Is Loving next? Maybe. We’re entering your bedroom now, Clarence.

In a recent Pew Research Center survey, 61% of adults said abortion should be legal all or most of the time. According to the Centers for Disease Control and Prevention, the annual number of U.S. abortions rose for years after Roe v. Wade legalized the procedure in 1973, reaching its highest levels around the late 1980s and early 1990s. Since then, it has generally decreased.

The end of Roe won’t reduce abortions. It will reduce safe abortions.

You should have the right to make decisions about your body. No one should force you.

So tell me how an activist Supreme Court can make such decisions based on their religious beliefs with no support for women or mothers? Why? There’s no good answer.

I suppose I have been vague about my own stance on abortion rights. I am pro-life. I don’t think I could have ever had an abortion. But I’m not certain. Sometimes life throws you a curve.

That said, I’m pro-choice. Your body is your business. Not mine.

Still, we shouldn’t force people to do anything or, say, wear anything, that makes them feel uncomfortable. Like the simple act of wearing a mask to prevent others from contracting a deadly virus that has killed more than a million Americans.

Where’s the outrage?

“You can’t make me!” as toddlers like to whine. Just wait till you’re of child-bearing age, my dear.

With the overturning of Roe v. Wade, our states are more powerful than ever. Don’t forget that you are part of that power.

Channel your outrage. Vote in November.

Fight for your gay sister and her longtime partner.

Fight for your “guncles” (read: gay uncles) whose wedding you attended seven summers ago after same-sex marriage became legal.

Fight for your white cousin who’s engaged to a black guy.

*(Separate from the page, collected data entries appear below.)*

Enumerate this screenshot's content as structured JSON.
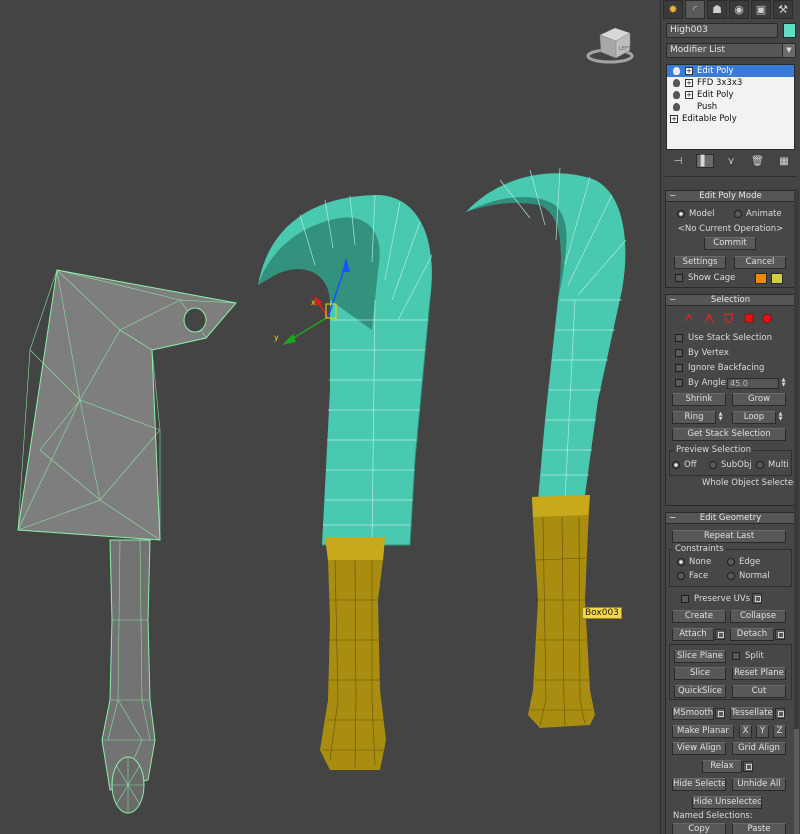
{
  "command_panel": {
    "tabs": [
      "create-tab",
      "modify-tab",
      "hierarchy-tab",
      "motion-tab",
      "display-tab",
      "utilities-tab"
    ],
    "object_name": "High003",
    "object_color": "#5fe0c4",
    "modifier_list": "Modifier List",
    "stack": [
      {
        "label": "Edit Poly",
        "selected": true
      },
      {
        "label": "FFD 3x3x3",
        "selected": false
      },
      {
        "label": "Edit Poly",
        "selected": false
      },
      {
        "label": "Push",
        "selected": false
      },
      {
        "label": "Editable Poly",
        "selected": false
      }
    ]
  },
  "edit_poly_mode": {
    "title": "Edit Poly Mode",
    "model": "Model",
    "animate": "Animate",
    "current_op": "<No Current Operation>",
    "commit": "Commit",
    "settings": "Settings",
    "cancel": "Cancel",
    "show_cage": "Show Cage",
    "cage_colors": [
      "#f08a00",
      "#d2cf40"
    ]
  },
  "selection": {
    "title": "Selection",
    "use_stack": "Use Stack Selection",
    "by_vertex": "By Vertex",
    "ignore_backfacing": "Ignore Backfacing",
    "by_angle": "By Angle:",
    "angle_value": "45.0",
    "shrink": "Shrink",
    "grow": "Grow",
    "ring": "Ring",
    "loop": "Loop",
    "get_stack": "Get Stack Selection",
    "preview": "Preview Selection",
    "off": "Off",
    "subobj": "SubObj",
    "multi": "Multi",
    "status": "Whole Object Selected"
  },
  "edit_geometry": {
    "title": "Edit Geometry",
    "repeat_last": "Repeat Last",
    "constraints": "Constraints",
    "none": "None",
    "edge": "Edge",
    "face": "Face",
    "normal": "Normal",
    "preserve_uvs": "Preserve UVs",
    "create": "Create",
    "collapse": "Collapse",
    "attach": "Attach",
    "detach": "Detach",
    "slice_plane": "Slice Plane",
    "split": "Split",
    "slice": "Slice",
    "reset_plane": "Reset Plane",
    "quickslice": "QuickSlice",
    "cut": "Cut",
    "msmooth": "MSmooth",
    "tessellate": "Tessellate",
    "make_planar": "Make Planar",
    "x": "X",
    "y": "Y",
    "z": "Z",
    "view_align": "View Align",
    "grid_align": "Grid Align",
    "relax": "Relax",
    "hide_selected": "Hide Selected",
    "unhide_all": "Unhide All",
    "hide_unselected": "Hide Unselected",
    "named_selections": "Named Selections:",
    "copy": "Copy",
    "paste": "Paste"
  },
  "viewport": {
    "tooltip": "Box003",
    "gizmo_axis_y": "y",
    "gizmo_axis_x": "x",
    "viewcube_label": "LEFT"
  }
}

Fight for your nephew and his wife who are trying to have a child through IVF. 

I have a feeling this isn’t over yet.

Life begins with your vote.

Retired print journalist, blogger and Madison’s other mother.❤️🐾

10 Comments

  • Gwynne Marie Cobb

    I’m pro-choice. Being pro-choice isn’t the opposite of pro-life. It’s a more honest telling of the same side of the coin. Because me believing in someone living their best life doesn’t begin at conception and end at birth. My beliefs are here to encourage and support a person through all facets of their life. It’s understanding that now may not be the right time for you to give birth … Maybe you thought you’d be in a stable job with adequate housing, a cushy bank account and sufficient health care. All of the necessities to ensure the health of your expected child’s needs. But maybe you didn’t expect that you’d have an ectopic pregnancy that threatened your own life. Now, with this new ruling, if that pregnancy is terminated, you face felony charges, and if convicted, lose your right to vote.

    Or maybe you took all necessary precautions, used contraception (which may be under attack next) and wound up pregnant. But maybe your health is so compromised that enduring a full-term pregnancy and giving birth is also sure to deliver a death sentence for you. Perhaps when you first planned to be pregnant you had that stable job and all the accoutrements that you knew were necessary. But now your partner has become abusive and threatening, you’ve changed jobs, your health care is nonexistent, you’re food poor, your housing is in question and your network for child care has fallen apart. Now what?

    I care about those people. I’m concerned about the lives from cradle to grave. That’s what I mean when I say pro-choice is the more honest telling side of the same coin. So when someone tells me they identify as pro-life, I already know they don’t really give a damn because all they really care about is fortifying the lie of the “great replacement theory.”

  • Kathie Grevemeyer

    Hard to believe my granddaughters have fewer rights than their 80-year-old grandmother! Apparently, we are back to the “barefoot and pregnant” philosophy. Who could ever imagine!

  • Connie

    It’s a crazy world we live in now, and it’s only going to get worse. I say to myself all the time that our love ones we have lost are in better places than we are. Free to say and do whatever they want with no fear of being punished.

  • gramcracker8191

    I’m wondering what the Freedom of Choice advocates are thinking now that they’ve taken away mine. But then again, they probably don’t understand the question.